Ini mendorong pertanyaan mendasar, apakah KEK Mandalika sudah memosisikan konektivitas laut sebagai prioritas strategis? Jika iya, percepatan perizinan harus dirumuskan, tanpa mengabaikan keselamatan.
Sistem koordinasi pusat, provinsi, dan kabupaten perlu lebih solid agar kebijakan tidak berjalan sendiri-sendiri.
Pelabuhan pariwisata
Ketika dermaga ini selesai, ia tidak boleh sekadar menjadi struktur beton yang sesekali dipakai. Ia harus menjadi simpul transportasi yang hidup.
Di sinilah tantangan terbesar berada, yakni memastikan dermaga benar-benar menjadi “jantung baru” konektivitas Mandalika.
Pertama, fasilitas pendukung harus diperkuat. Akses jalan, ruang tunggu, sistem tiket digital, keamanan laut, dan standar pelayanan harus disiapkan sejak awal.
Banyak objek wisata dunia gagal memanfaatkan dermaga karena hanya fokus pada konstruksi, bukan operasional.
Kedua, rencana rute harus dikembangkan lebih dari sekadar Bali-Mandalika. Peluang menghubungkan objek wisata lain, seperti kawasan pesisir lain di pulau tetangga dapat menjadi strategi multipusat. Ini sejalan dengan gagasan Mandalika sebagai episentrum, bukan hanya tujuan tunggal.
Ketiga, kesiapan SDM wajib menjadi prioritas. Pelatihan pemandu wisata, layanan frontdesk dermaga, operator keselamatan, hingga pelaku UMKM adalah ekosistem yang tak boleh terabaikan. Wisata kelas dunia tidak hanya soal infrastruktur, tetapi standar layanan.
Keempat, investasi swasta harus ditarik lebih agresif.
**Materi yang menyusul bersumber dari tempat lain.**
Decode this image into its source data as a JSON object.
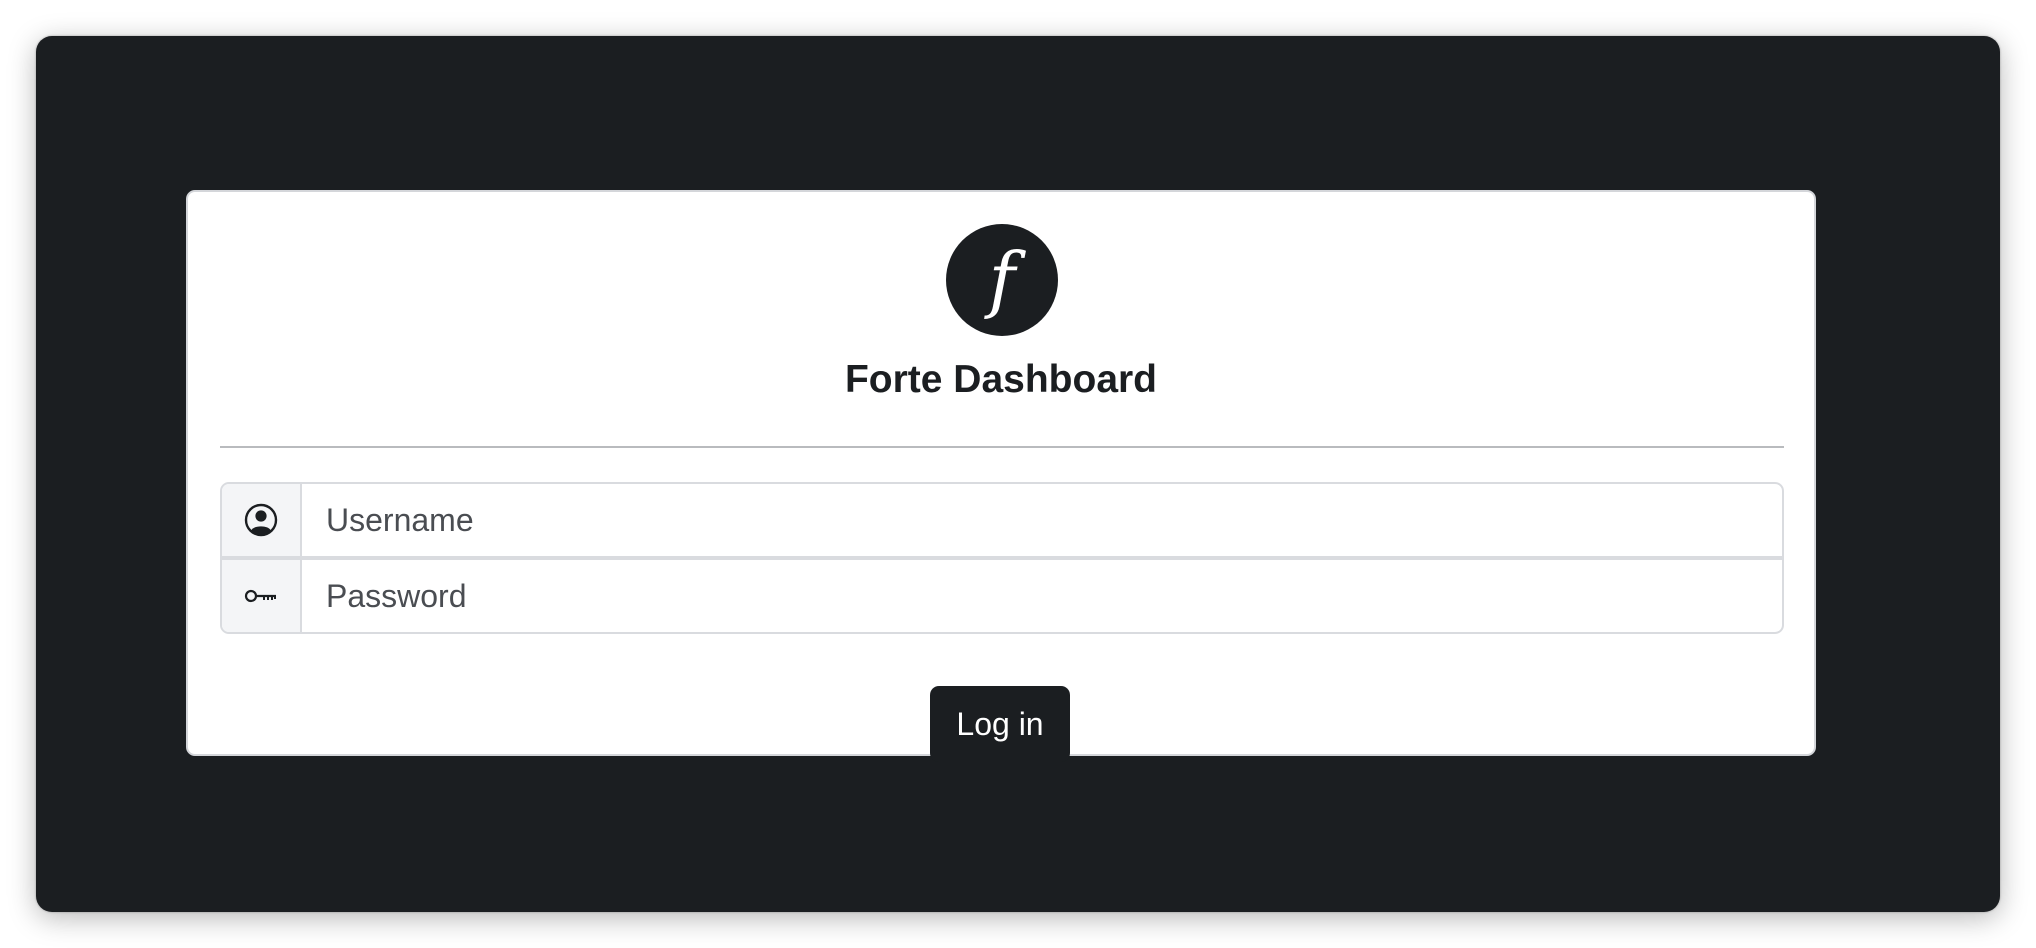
{
  "app": {
    "title": "Forte Dashboard"
  },
  "logo": {
    "icon": "forte-f-logo",
    "glyph": "𝑓"
  },
  "form": {
    "username": {
      "placeholder": "Username",
      "value": "",
      "icon": "user-circle-icon"
    },
    "password": {
      "placeholder": "Password",
      "value": "",
      "icon": "key-icon"
    },
    "submit_label": "Log in"
  },
  "colors": {
    "background": "#1b1e21",
    "card": "#ffffff",
    "button": "#1b1e21",
    "button_text": "#ffffff"
  }
}
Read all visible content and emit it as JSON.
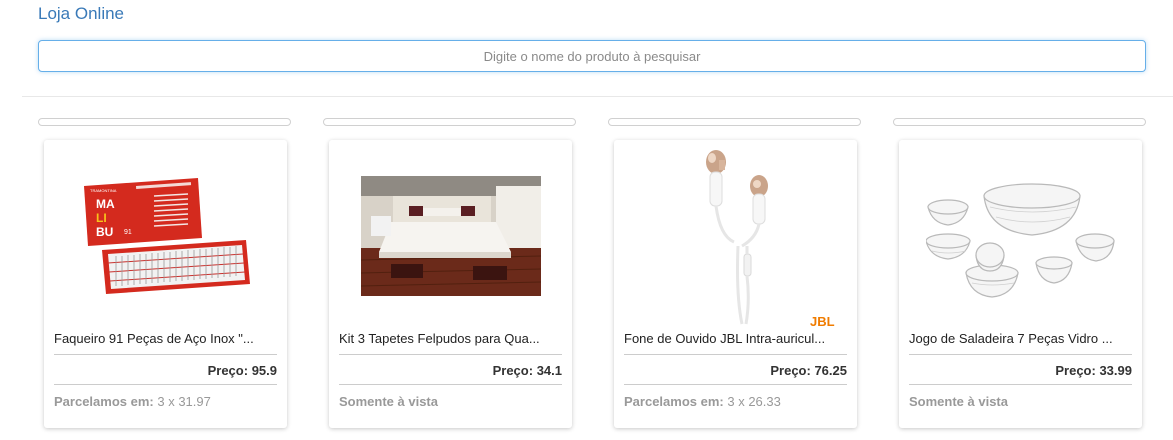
{
  "header": {
    "brand": "Loja Online"
  },
  "search": {
    "placeholder": "Digite o nome do produto à pesquisar",
    "value": ""
  },
  "products": [
    {
      "name": "Faqueiro 91 Peças de Aço Inox \"...",
      "price_label": "Preço:",
      "price": "95.9",
      "payment_label": "Parcelamos em:",
      "payment_detail": "3 x 31.97",
      "image_box_text_1": "MA",
      "image_box_text_2": "LI",
      "image_box_text_3": "BU",
      "image_box_number": "91",
      "image_brand": "TRAMONTINA"
    },
    {
      "name": "Kit 3 Tapetes Felpudos para Qua...",
      "price_label": "Preço:",
      "price": "34.1",
      "payment_label": "Somente à vista",
      "payment_detail": ""
    },
    {
      "name": "Fone de Ouvido JBL Intra-auricul...",
      "price_label": "Preço:",
      "price": "76.25",
      "payment_label": "Parcelamos em:",
      "payment_detail": "3 x 26.33",
      "image_brand": "JBL"
    },
    {
      "name": "Jogo de Saladeira 7 Peças Vidro ...",
      "price_label": "Preço:",
      "price": "33.99",
      "payment_label": "Somente à vista",
      "payment_detail": ""
    }
  ],
  "colors": {
    "brand": "#3a7ab8",
    "search_focus": "#66afe9",
    "box_red": "#d42a1e"
  }
}
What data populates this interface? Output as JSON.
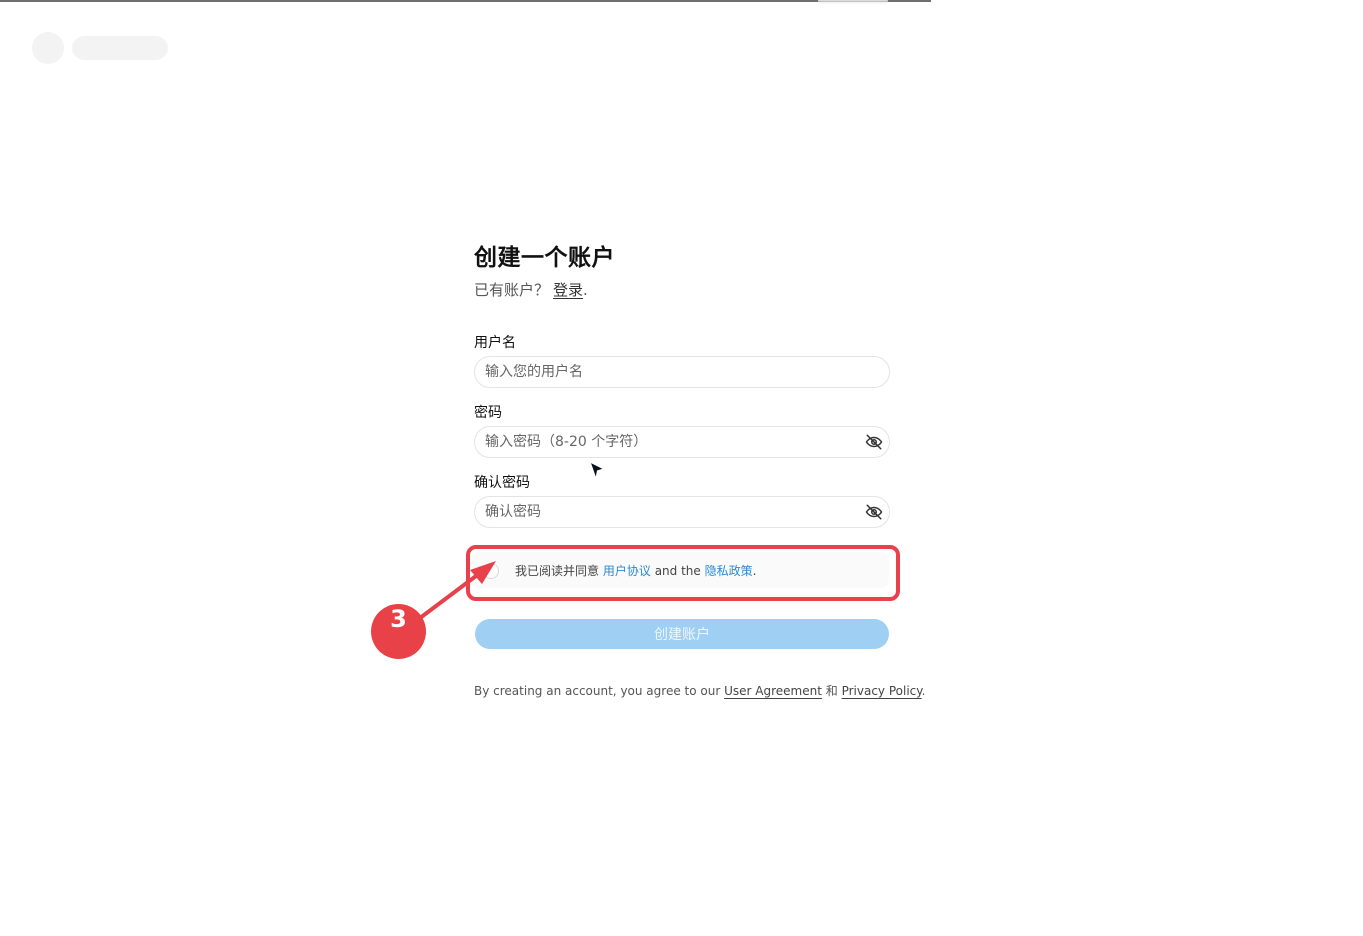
{
  "page": {
    "title": "创建一个账户",
    "have_account_text": "已有账户？",
    "login_link": "登录",
    "login_suffix": "."
  },
  "fields": {
    "username": {
      "label": "用户名",
      "placeholder": "输入您的用户名",
      "value": ""
    },
    "password": {
      "label": "密码",
      "placeholder": "输入密码（8-20 个字符）",
      "value": "",
      "toggle_icon": "eye-off-icon"
    },
    "confirm_password": {
      "label": "确认密码",
      "placeholder": "确认密码",
      "value": "",
      "toggle_icon": "eye-off-icon"
    }
  },
  "agreement": {
    "prefix": "我已阅读并同意",
    "user_agreement": "用户协议",
    "middle": "and the",
    "privacy_policy": "隐私政策",
    "suffix": ".",
    "checked": false
  },
  "submit": {
    "label": "创建账户",
    "enabled": false
  },
  "footer": {
    "prefix": "By creating an account, you agree to our",
    "user_agreement": "User Agreement",
    "and": "和",
    "privacy_policy": "Privacy Policy",
    "suffix": "."
  },
  "annotation": {
    "step_number": "3",
    "color": "#e8414b"
  },
  "colors": {
    "link_blue": "#2a8ad4",
    "button_disabled": "#9fd0f3"
  }
}
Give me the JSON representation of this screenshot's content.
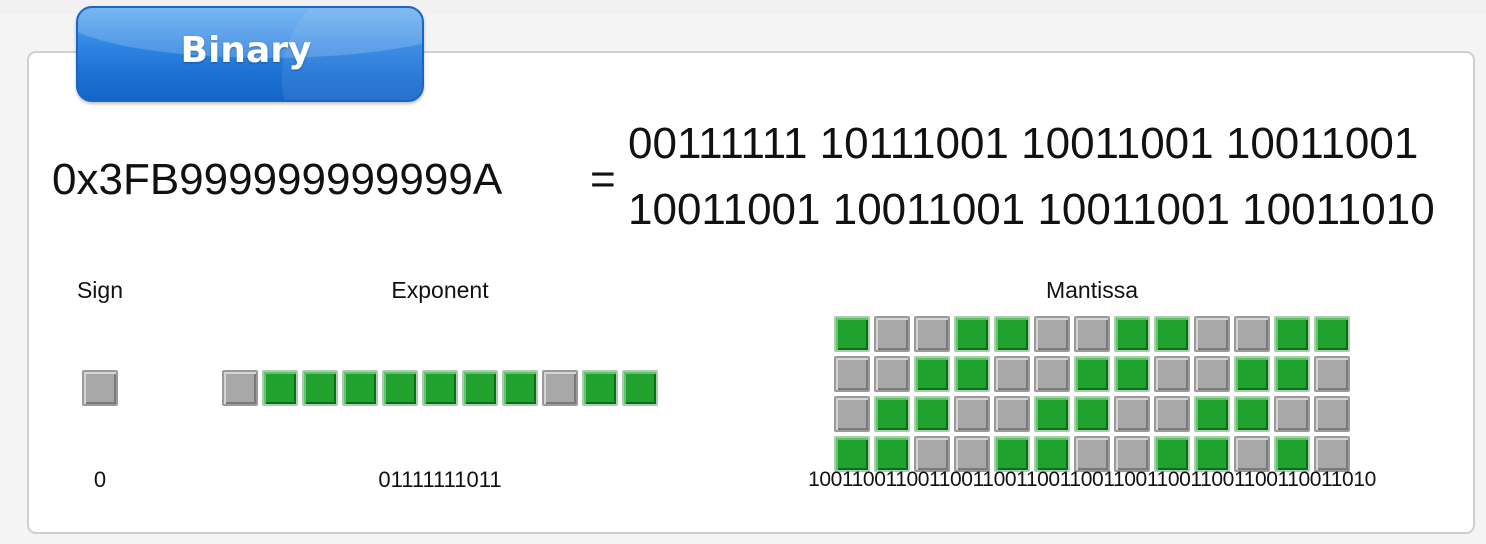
{
  "tab": {
    "label": "Binary"
  },
  "hex_value": "0x3FB999999999999A",
  "equals_sign": "=",
  "binary_lines": [
    "00111111 10111001 10011001 10011001",
    "10011001 10011001 10011001 10011010"
  ],
  "sign": {
    "label": "Sign",
    "value": "0"
  },
  "exponent": {
    "label": "Exponent",
    "value": "01111111011"
  },
  "mantissa": {
    "label": "Mantissa",
    "value": "1001100110011001100110011001100110011001100110011010"
  },
  "colors": {
    "bit_on": "#20a22e",
    "bit_off": "#a8a8a8",
    "tab_blue": "#1d72d6"
  }
}
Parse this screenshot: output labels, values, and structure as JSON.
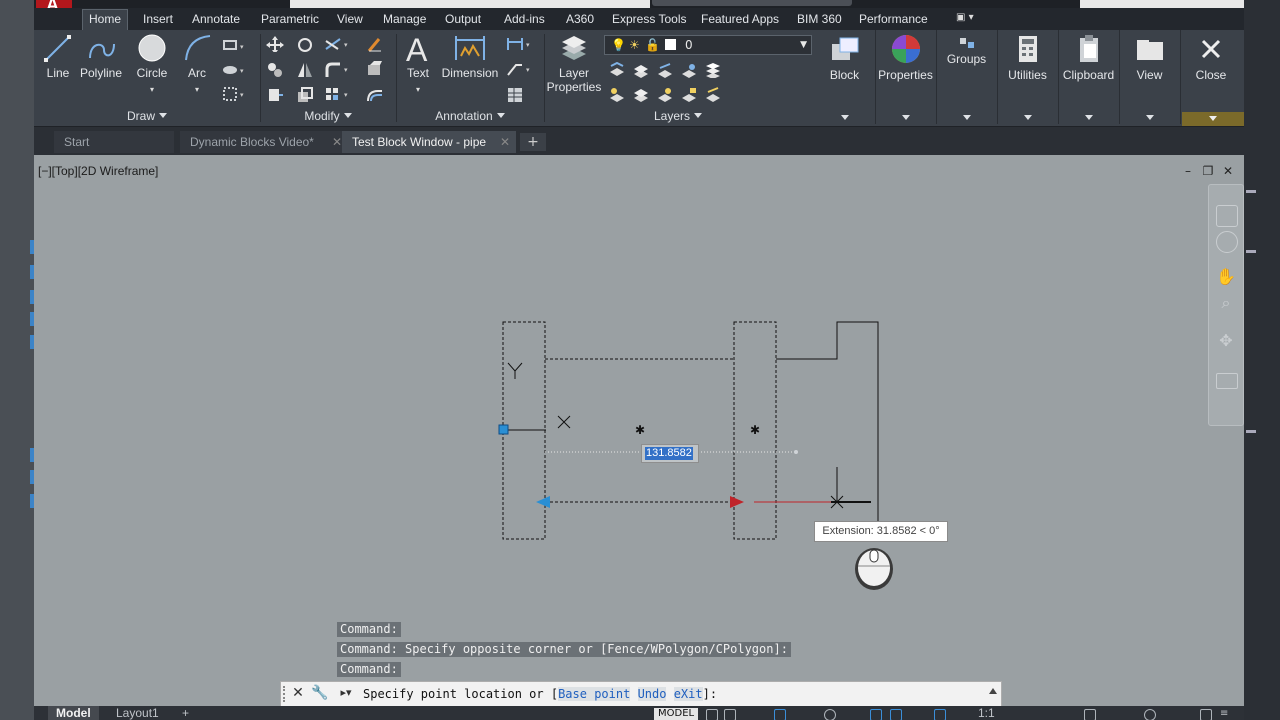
{
  "ribbon_tabs": [
    "Home",
    "Insert",
    "Annotate",
    "Parametric",
    "View",
    "Manage",
    "Output",
    "Add-ins",
    "A360",
    "Express Tools",
    "Featured Apps",
    "BIM 360",
    "Performance"
  ],
  "draw_panel": {
    "line": "Line",
    "polyline": "Polyline",
    "circle": "Circle",
    "arc": "Arc",
    "title": "Draw"
  },
  "modify_panel": {
    "title": "Modify"
  },
  "annotation_panel": {
    "text": "Text",
    "dimension": "Dimension",
    "title": "Annotation"
  },
  "layers_panel": {
    "layer_properties_line1": "Layer",
    "layer_properties_line2": "Properties",
    "current_layer": "0",
    "title": "Layers"
  },
  "right_panels": {
    "block": "Block",
    "properties": "Properties",
    "groups": "Groups",
    "utilities": "Utilities",
    "clipboard": "Clipboard",
    "view": "View",
    "close": "Close"
  },
  "doc_tabs": [
    {
      "label": "Start",
      "active": false,
      "closable": false
    },
    {
      "label": "Dynamic Blocks Video*",
      "active": false,
      "closable": true
    },
    {
      "label": "Test Block Window - pipe",
      "active": true,
      "closable": true
    }
  ],
  "viewport": {
    "label": "[−][Top][2D Wireframe]",
    "dynamic_input_value": "131.8582",
    "tooltip": "Extension: 31.8582 < 0°",
    "ucs_y": "Y"
  },
  "command": {
    "history": [
      "Command:",
      "Command: Specify opposite corner or [Fence/WPolygon/CPolygon]:",
      "Command:"
    ],
    "prompt_prefix": "Specify point location or [",
    "option1": "Base point",
    "option2": "Undo",
    "option3": "eXit",
    "prompt_suffix": "]:"
  },
  "status": {
    "model_tab": "Model",
    "layout_tab": "Layout1",
    "model_chip": "MODEL",
    "scale": "1:1"
  },
  "colors": {
    "accent_blue": "#3270c7",
    "grip_red": "#c0242a",
    "grip_blue": "#2a8fd4",
    "ribbon_bg": "#3b4149",
    "canvas_bg": "#9aa0a3"
  }
}
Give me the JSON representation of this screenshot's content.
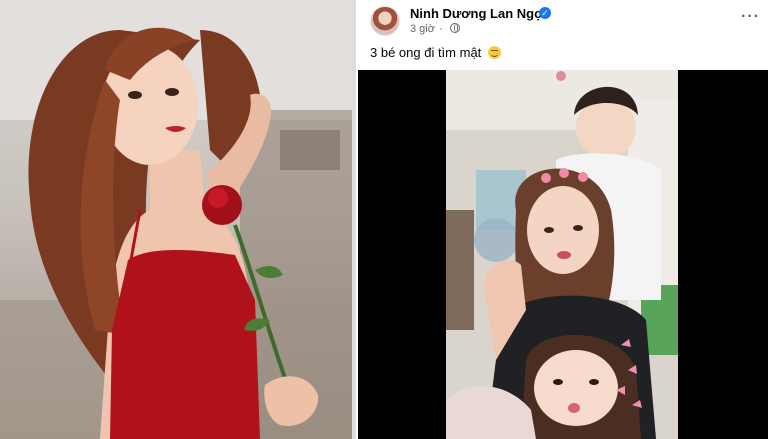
{
  "post": {
    "author_name": "Ninh Dương Lan Ngọc",
    "timestamp": "3 giờ",
    "privacy_icon": "globe-icon",
    "caption": "3 bé ong đi tìm mật",
    "caption_emoji": "grinning-face-emoji",
    "more_options_icon": "more-options-icon",
    "more_label": "···",
    "verified_icon": "verified-badge-icon",
    "verified_glyph": "✓"
  },
  "colors": {
    "brand_blue": "#1877f2",
    "dress_red": "#b0121c",
    "text_primary": "#050505",
    "text_secondary": "#65676b"
  }
}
Skema pendanaan pihak ketiga yang sudah digunakan untuk percepatan fasilitas dermaga apung menunjukkan bahwa kolaborasi dapat mempercepat pekerjaan.
Jika model ini diperluas dengan tata kelola yang transparan, percepatan pembangunan fasilitas baru dapat terwujud.
Akhirnya, Mandalika harus membuktikan bahwa pembangunan dermaga bukan proyek seremonial yang diselesaikan hanya untuk ajang internasional.
Ia harus menjadi investasi jangka panjang yang memberi manfaat bagi masyarakat penyangga, memperluas peluang usaha, dan memperkuat kebanggaan daerah dalam industri pariwisata nasional.
Dermaga kapal cepat Mandalika adalah simbol transisi menuju fase baru pengembangan kawasan eknomi khusus (KEK), yakni dari membangun nama menuju membangun akses dan kualitas.
Pekerjaan fisik mungkin rampung pada 2026, tetapi pekerjaan sosial, regulasi, dan manajemen jauh lebih panjang. Di sinilah keberhasilan jangka panjang ditentukan.
Konektivitas laut dapat mengubah peta pariwisata kawasan, memperluas pasar, dan mempercepat pertumbuhan ekonomi masyarakat.
Namun semua itu hanya mungkin jika pemerintah daerah, pusat, pengelola kawasan, dan pelaku usaha berjalan dalam ritme yang sama, yakni cepat, tepat, dan berorientasi jangka panjang.
Pertanyaannya kini sederhana, tetapi penting, ketika dermaga nanti benar-benar berdiri megah, apakah seluruh ekosistem Mandalika sudah siap bekerja pada level kelas dunia yang selama ini dikejar?
Jawabannya ada pada pilihan hari ini karena dermaga bisa selesai dalam setahun, tetapi kesiapan kawasan memerlukan visi yang jauh lebih panjang.